Belakangan Hanke mendapat jawaban atas penolakan AS dan IMF. Penolakan itu, kata Hanke mengutip pendapat penerima Nobel ekonomi, Merton Miller, bukan karena sistem CBS tidak dapat dijalankan, melainkan apabila sistem itu berjalan maka Soeharto akan tetap berkuasa. Mantan PM Australia, Paul Keating, berpendapat sama. Menurutnya, AS sengaja menggunakan ambruknya ekonomi sebagai alat menggusur Soeharto. Setelah pensiun dari IMF, Michel Camdessus tidak menolak atas skenario penolakan CBS untuk menjatuhkan Soeharto itu. Menurut Hanke, Camdessus dengan bangga memproklamasikan bahwa kondisi itu diciptakan agar Soeharto meninggalkan jabatannya.

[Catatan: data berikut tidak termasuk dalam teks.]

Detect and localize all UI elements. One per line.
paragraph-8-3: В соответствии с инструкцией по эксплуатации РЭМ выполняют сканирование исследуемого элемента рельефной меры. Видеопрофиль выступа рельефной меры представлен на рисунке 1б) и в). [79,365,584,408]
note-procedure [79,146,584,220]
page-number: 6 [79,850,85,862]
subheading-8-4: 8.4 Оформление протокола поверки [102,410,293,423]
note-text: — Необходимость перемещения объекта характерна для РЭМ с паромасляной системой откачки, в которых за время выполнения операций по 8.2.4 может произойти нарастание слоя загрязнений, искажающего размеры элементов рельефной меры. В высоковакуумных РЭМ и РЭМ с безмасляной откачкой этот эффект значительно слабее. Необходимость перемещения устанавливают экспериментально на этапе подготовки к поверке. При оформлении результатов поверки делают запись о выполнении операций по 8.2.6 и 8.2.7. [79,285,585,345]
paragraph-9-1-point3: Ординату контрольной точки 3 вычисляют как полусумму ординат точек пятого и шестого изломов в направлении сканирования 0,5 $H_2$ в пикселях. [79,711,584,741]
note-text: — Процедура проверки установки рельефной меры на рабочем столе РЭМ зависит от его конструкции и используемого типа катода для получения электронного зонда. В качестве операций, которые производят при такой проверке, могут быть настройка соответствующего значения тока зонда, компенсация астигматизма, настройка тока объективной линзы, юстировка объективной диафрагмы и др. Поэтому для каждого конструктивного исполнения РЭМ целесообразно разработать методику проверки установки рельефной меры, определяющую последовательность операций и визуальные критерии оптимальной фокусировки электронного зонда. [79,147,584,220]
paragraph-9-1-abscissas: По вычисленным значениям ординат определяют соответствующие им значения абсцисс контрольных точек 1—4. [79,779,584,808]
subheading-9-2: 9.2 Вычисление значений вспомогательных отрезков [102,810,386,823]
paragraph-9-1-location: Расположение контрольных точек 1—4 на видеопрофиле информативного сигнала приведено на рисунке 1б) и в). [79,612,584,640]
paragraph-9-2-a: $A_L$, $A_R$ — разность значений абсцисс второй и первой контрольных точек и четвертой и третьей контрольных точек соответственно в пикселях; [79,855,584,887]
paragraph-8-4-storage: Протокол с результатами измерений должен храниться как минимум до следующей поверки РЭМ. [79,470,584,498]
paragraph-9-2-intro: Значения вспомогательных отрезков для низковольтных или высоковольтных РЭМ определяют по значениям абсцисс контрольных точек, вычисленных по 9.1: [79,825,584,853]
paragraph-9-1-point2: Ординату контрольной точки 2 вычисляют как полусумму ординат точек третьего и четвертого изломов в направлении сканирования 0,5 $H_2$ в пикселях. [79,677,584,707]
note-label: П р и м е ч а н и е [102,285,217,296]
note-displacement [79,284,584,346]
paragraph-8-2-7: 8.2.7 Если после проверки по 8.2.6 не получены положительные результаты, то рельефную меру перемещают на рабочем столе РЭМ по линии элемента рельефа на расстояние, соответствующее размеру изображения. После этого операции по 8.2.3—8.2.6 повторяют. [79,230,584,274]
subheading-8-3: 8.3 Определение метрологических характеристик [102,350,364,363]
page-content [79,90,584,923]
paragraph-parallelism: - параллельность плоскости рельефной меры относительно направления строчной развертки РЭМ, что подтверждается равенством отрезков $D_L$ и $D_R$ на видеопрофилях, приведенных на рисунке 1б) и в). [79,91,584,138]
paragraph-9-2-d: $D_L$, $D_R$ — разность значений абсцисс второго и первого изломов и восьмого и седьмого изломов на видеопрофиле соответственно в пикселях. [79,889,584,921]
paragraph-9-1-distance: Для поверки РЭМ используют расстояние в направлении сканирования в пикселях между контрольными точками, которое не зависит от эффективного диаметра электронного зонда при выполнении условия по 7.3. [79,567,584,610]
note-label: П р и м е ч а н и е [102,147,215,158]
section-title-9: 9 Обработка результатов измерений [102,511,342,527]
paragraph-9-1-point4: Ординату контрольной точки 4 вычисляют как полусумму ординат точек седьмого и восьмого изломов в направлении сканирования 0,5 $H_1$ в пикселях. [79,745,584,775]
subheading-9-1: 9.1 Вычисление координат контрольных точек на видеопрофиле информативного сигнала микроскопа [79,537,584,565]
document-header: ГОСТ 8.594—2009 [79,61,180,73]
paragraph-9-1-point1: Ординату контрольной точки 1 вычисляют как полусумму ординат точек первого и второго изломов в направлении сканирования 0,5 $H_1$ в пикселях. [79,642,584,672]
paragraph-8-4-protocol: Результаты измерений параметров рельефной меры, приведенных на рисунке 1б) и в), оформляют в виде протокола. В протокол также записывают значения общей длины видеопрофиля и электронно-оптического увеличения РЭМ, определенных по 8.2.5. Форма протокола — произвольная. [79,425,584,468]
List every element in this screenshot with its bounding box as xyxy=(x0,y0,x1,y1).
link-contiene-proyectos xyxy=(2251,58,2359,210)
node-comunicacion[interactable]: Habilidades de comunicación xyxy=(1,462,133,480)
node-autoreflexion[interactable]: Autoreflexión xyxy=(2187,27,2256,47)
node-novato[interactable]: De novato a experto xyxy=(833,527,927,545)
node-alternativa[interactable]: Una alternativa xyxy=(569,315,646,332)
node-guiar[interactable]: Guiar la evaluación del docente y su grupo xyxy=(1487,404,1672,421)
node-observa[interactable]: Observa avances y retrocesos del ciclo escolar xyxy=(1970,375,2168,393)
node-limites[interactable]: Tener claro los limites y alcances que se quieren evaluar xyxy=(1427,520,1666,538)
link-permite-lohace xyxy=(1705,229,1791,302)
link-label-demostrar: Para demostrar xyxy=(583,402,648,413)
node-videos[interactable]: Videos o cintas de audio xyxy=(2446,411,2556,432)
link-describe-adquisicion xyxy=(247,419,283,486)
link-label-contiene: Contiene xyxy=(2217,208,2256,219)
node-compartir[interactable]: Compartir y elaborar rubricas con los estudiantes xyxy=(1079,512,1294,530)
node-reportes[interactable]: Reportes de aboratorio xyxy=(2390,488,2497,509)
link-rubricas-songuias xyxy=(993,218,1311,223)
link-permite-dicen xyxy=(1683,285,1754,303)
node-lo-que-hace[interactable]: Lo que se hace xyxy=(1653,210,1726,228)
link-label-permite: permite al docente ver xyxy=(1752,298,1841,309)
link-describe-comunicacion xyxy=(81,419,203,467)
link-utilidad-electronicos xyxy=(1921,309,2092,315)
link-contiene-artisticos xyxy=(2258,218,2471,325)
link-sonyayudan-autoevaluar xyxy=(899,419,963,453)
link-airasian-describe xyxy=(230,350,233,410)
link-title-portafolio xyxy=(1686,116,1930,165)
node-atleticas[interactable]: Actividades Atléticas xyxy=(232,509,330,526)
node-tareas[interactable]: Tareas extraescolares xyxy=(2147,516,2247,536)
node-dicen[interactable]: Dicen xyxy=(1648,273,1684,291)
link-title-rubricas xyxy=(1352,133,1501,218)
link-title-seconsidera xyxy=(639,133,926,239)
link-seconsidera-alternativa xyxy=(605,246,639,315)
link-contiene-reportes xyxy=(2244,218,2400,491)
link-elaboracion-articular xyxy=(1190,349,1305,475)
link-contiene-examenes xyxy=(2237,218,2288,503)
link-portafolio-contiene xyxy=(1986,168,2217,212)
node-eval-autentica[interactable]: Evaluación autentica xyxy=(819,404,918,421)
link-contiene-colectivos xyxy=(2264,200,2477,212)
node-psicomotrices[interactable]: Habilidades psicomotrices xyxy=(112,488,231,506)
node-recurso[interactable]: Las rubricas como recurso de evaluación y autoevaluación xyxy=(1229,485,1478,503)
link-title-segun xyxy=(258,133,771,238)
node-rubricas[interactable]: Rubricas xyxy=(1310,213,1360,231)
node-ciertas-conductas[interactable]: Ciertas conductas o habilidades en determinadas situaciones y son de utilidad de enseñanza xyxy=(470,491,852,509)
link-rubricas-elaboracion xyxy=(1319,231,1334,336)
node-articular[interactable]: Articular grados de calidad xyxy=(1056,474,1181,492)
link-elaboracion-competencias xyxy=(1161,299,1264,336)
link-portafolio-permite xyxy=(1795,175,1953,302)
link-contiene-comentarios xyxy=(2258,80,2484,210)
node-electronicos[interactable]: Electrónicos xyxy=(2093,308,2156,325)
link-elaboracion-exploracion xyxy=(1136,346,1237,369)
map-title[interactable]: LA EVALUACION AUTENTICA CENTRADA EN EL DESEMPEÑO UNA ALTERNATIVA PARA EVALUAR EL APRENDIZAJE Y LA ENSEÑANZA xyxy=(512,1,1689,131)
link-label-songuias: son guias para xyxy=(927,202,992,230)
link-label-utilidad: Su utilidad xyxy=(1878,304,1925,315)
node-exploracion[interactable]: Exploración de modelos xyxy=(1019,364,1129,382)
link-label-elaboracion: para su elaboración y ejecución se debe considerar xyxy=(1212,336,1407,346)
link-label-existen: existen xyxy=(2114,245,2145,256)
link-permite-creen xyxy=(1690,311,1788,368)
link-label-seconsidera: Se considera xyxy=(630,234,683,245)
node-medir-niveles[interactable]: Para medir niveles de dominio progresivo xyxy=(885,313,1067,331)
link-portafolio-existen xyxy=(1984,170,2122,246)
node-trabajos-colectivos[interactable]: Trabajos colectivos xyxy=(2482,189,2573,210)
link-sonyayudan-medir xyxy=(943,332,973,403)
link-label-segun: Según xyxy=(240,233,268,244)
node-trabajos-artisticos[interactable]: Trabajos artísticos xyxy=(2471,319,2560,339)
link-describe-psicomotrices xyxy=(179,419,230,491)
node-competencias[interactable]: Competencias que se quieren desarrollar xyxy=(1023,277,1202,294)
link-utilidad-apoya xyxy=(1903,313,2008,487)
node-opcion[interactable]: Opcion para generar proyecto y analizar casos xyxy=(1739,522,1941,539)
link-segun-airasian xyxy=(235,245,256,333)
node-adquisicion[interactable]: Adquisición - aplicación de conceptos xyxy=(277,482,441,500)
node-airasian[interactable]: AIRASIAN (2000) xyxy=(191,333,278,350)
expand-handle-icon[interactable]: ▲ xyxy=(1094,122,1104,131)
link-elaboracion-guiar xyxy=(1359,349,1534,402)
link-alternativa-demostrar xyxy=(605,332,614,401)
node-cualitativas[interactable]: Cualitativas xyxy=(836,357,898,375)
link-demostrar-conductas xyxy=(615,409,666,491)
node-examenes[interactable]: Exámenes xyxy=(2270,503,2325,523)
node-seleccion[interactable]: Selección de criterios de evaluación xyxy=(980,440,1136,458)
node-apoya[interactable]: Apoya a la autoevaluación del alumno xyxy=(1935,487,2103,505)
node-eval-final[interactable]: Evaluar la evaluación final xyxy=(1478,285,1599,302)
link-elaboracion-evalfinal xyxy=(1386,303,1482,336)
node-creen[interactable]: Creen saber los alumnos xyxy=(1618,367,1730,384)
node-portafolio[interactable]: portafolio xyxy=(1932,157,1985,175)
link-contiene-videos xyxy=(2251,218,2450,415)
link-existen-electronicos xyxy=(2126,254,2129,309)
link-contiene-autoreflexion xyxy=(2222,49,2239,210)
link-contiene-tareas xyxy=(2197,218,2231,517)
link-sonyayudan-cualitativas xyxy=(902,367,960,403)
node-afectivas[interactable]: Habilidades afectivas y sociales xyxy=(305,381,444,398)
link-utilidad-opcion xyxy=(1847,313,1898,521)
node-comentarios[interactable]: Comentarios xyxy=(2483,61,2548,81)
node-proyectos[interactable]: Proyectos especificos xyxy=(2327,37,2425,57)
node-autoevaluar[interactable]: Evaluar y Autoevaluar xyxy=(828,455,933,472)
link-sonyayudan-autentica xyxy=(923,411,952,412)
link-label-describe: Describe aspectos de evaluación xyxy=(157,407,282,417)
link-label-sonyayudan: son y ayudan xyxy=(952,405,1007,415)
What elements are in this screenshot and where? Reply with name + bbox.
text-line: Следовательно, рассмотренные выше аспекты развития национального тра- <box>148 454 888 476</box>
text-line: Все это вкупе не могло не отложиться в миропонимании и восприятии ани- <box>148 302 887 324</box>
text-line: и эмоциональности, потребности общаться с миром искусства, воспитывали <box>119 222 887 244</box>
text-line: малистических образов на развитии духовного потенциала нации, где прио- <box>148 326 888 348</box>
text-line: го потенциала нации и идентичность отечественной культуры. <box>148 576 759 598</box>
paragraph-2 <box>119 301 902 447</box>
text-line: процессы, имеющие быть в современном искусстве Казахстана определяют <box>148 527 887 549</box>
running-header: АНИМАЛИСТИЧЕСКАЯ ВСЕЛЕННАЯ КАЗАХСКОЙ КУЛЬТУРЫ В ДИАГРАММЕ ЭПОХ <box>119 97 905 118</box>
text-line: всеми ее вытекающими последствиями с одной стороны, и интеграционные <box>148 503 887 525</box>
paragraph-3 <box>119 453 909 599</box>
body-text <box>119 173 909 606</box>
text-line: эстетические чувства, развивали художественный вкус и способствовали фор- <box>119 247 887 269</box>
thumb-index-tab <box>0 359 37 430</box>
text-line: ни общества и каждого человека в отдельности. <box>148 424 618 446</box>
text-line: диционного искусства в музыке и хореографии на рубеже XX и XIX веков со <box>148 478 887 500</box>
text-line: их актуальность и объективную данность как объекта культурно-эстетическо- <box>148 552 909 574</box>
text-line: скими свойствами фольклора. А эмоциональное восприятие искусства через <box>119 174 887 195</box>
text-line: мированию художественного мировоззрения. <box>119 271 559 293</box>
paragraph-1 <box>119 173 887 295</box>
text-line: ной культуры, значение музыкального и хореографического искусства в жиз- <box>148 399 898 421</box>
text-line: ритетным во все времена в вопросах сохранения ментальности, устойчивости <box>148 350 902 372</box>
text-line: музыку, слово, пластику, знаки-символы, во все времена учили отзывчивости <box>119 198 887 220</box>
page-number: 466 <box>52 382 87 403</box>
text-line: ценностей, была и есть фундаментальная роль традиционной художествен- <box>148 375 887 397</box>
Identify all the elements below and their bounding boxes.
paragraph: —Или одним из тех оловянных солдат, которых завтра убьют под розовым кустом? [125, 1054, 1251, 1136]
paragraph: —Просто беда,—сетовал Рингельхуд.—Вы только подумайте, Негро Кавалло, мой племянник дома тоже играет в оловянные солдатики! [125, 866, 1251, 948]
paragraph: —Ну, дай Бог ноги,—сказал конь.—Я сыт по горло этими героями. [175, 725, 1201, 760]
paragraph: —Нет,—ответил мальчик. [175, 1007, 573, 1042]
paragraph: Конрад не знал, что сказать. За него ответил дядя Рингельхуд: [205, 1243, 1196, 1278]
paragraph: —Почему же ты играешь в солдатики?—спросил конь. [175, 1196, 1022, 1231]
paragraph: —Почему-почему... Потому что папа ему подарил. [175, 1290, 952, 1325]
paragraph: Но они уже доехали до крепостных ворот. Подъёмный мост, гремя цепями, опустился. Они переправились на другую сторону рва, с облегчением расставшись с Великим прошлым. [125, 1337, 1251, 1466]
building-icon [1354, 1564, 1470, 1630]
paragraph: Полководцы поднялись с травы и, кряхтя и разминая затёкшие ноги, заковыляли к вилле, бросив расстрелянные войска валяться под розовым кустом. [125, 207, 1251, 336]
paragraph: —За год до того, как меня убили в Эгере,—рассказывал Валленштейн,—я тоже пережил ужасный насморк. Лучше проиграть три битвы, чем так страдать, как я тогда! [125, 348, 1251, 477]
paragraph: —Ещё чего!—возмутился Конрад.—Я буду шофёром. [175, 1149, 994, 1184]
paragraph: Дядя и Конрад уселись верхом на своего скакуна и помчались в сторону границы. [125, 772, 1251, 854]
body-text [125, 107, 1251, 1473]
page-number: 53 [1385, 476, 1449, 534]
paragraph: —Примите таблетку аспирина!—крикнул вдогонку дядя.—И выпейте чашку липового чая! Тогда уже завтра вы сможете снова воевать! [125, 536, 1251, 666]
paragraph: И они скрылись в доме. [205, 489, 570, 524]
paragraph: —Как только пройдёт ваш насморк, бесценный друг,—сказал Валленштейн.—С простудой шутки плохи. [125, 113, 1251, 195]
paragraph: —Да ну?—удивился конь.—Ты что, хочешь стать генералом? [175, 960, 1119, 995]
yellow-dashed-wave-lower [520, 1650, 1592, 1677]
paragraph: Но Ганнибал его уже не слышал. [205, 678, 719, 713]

Dari semua peristiwa dan pendapat itu, Prof Hanke sampai pada kesimpulan: “Seperti yang dilakukan terhadap Shah Iran, Amerika Serikat telah mengeliminasi Soeharto.” Soeharto yang didukung AS berpuluh-puluh tahun–seperti juga diktator Shah Iran yang dibela AS untuk menekan rakyatnya sendiri–akhirnya juga jatuh secara tragis. Kita mengenang peristiwa itu dan menyebutnya: Reformasi!